Pode haver uma grande rede hacker no teu telefone

Laura Jenny
Laura Jenny
30 Janeiro 2026, 15:16
3 min tempo de leitura
Traduzido e adaptado por Mafalda Vieira Santos.

A Google acabou de desmantelar uma gigantesca rede de hackers que operava em milhões de dispositivos Android. Falamos de uma rede oculta que permitia a cibercriminosos desviarem o seu tráfego de internet através dos aparelhos de utilizadores inocentes. E atenção: isto não afetava apenas smartphones, mas também outros gadgets inteligentes.

Ipidea

A gigante tecnológica colocou um ponto final naquela que será, provavelmente, a maior rede de proxies a operar em telefones normais. Na prática, este sistema transformava computadores, smartphones e gadgets domésticos em “pontos de passagem” para a internet.

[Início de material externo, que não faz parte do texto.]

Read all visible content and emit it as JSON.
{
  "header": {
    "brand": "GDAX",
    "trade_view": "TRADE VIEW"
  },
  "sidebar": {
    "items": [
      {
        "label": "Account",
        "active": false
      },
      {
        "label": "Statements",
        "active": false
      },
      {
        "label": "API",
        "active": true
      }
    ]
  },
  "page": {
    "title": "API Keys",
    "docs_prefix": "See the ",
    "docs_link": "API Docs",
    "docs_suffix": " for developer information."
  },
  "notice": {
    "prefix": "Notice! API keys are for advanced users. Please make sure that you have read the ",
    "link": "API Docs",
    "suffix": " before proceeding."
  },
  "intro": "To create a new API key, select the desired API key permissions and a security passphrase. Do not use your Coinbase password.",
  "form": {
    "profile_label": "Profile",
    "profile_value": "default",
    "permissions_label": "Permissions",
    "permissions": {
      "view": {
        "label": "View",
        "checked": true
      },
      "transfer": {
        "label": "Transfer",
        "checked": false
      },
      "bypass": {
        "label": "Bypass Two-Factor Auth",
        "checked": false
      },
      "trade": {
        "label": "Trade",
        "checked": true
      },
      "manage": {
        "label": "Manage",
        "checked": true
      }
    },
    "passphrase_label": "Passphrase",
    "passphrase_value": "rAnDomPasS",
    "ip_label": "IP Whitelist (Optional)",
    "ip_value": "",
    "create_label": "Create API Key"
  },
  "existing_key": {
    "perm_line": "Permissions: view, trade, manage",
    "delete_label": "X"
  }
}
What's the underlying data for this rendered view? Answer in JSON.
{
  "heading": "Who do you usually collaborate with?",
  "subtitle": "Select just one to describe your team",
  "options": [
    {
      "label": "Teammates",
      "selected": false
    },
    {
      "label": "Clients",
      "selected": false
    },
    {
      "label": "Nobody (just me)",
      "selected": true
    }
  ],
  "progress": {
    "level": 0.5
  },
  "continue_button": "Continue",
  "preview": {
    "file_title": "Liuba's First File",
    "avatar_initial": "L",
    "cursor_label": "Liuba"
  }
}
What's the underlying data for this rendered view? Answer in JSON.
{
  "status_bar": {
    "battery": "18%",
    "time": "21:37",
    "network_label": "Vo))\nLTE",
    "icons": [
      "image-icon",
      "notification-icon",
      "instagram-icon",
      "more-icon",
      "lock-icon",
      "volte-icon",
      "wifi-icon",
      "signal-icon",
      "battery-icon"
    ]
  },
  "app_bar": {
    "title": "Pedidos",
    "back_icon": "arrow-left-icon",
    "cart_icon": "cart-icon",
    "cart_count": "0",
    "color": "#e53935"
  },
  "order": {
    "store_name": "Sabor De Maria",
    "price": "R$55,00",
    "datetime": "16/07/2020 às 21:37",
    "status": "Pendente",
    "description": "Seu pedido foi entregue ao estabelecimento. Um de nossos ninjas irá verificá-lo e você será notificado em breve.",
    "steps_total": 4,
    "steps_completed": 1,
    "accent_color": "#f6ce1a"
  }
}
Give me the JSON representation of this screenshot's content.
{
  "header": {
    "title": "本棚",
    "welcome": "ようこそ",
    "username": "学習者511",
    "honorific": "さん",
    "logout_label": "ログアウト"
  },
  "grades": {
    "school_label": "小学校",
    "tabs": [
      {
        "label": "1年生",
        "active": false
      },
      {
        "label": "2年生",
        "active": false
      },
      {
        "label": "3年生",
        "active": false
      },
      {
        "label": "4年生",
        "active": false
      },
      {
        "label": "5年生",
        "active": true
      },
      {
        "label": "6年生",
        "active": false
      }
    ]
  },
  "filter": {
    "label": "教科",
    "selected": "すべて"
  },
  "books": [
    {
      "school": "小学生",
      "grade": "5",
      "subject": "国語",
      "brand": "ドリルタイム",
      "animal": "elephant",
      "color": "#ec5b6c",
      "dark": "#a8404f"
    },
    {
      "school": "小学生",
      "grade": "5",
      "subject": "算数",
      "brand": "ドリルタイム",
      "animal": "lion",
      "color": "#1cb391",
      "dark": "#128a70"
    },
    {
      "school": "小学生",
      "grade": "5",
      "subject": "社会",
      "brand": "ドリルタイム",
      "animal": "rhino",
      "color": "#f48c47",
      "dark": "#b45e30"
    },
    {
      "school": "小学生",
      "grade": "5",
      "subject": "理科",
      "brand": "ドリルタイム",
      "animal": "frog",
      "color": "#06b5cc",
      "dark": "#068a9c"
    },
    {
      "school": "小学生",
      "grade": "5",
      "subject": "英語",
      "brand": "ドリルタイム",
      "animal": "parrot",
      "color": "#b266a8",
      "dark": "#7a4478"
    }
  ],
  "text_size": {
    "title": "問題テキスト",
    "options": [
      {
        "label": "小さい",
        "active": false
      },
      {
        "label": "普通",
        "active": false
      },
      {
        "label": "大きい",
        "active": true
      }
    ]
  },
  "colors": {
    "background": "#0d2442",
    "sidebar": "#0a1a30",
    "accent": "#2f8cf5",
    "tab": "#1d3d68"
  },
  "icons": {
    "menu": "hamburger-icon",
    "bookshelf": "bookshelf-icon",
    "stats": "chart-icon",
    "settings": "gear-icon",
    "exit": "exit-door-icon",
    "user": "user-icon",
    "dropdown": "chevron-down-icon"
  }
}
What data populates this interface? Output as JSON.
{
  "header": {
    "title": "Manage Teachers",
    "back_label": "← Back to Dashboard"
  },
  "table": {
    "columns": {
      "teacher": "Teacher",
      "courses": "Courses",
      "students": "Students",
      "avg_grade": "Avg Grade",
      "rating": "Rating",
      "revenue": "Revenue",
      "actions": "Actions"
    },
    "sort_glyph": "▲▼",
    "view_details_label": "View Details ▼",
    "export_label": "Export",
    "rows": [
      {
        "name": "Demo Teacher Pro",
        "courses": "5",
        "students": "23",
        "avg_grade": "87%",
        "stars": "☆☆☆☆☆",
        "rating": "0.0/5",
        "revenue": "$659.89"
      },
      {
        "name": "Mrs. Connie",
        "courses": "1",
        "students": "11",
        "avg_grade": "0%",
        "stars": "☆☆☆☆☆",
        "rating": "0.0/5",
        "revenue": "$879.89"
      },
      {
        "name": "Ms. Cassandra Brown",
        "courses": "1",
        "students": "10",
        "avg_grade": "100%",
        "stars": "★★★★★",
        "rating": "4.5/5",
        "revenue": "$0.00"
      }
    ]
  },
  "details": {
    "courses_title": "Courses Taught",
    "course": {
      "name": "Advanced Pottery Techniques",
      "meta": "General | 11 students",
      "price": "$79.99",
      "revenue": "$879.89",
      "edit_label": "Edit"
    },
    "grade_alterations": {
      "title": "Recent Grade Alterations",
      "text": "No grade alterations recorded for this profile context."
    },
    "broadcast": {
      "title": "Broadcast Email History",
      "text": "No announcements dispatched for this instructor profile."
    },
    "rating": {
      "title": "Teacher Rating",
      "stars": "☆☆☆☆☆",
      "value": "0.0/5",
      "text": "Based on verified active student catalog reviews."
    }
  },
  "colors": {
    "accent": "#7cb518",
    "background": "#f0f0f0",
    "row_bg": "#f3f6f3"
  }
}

Para resolver a situação, a Google avançou para os tribunais com o objetivo de tirar do ar o site e os sistemas da Ipidea. Esta empresa chinesa era a responsável por permitir que pessoas mal-intencionadas encaminhassem o seu tráfego através dos dispositivos de terceiros, sem que estes fizessem a mínima ideia.

Em teoria, isto até poderia ser aceitável se te pedissem autorização e tivesses a opção de recusar. O problema? Ninguém te perguntou nada. Tudo acontecia pela calada e a rede funcionava no teu equipamento sem que te apercebesses.

A estratégia da Ipidea era astuta: grande parte da rede espalhava-se através de aplicações, jogos e software gratuitos. Pareciam ferramentas úteis para ti, mas a verdadeira utilidade era para a empresa, que passava a usar a tua ligação à internet.

Normalmente, o Play Protect serve exatamente para te avisar quando existem aplicações a executar esquemas deste género. No entanto, a Ipidea contornou isto de forma inteligente: utilizava kits de desenvolvimento de software (SDKs) e pagava aos programadores por cada download efetuado. Resultado? O esquema espalhou-se silenciosamente e de forma massiva. Bastava alguém descarregar uma app infetada para o dispositivo se tornar, involuntariamente, parte desta rede proxy.

A botnet Kimwolf

Como se não bastasse, um grupo de hackers encontrou uma vulnerabilidade na própria rede da Ipidea e aproveitou-se dela para piratear dois milhões de sistemas. Criaram assim uma enorme botnet — uma rede de dispositivos infetados controlados remotamente — batizada de Kimwolf.

Esta rede foi utilizada para executar ataques DDoS (Distributed Denial of Service). Nestes ataques, é enviado um volume brutal de tráfego para um servidor em simultâneo, fazendo com que sites ou serviços fiquem offline. A Kimwolf é considerada uma das maiores botnets de sempre. Estima-se que cerca de 9 milhões de dispositivos Android tivessem o software da Ipidea a correr em segundo plano.

A boa notícia é que esta ameaça foi desmantelada. Ainda assim, fica a lição: nunca instales apps sem pensar duas vezes. Verifica sempre o que estás a descarregar e sê criterioso com as permissões que dás. Se não conheces a empresa por trás da app, não dês acesso total ao teu telemóvel. De vez em quando, faz também uma limpeza digital e remove tudo o que já não usas ou não reconheces.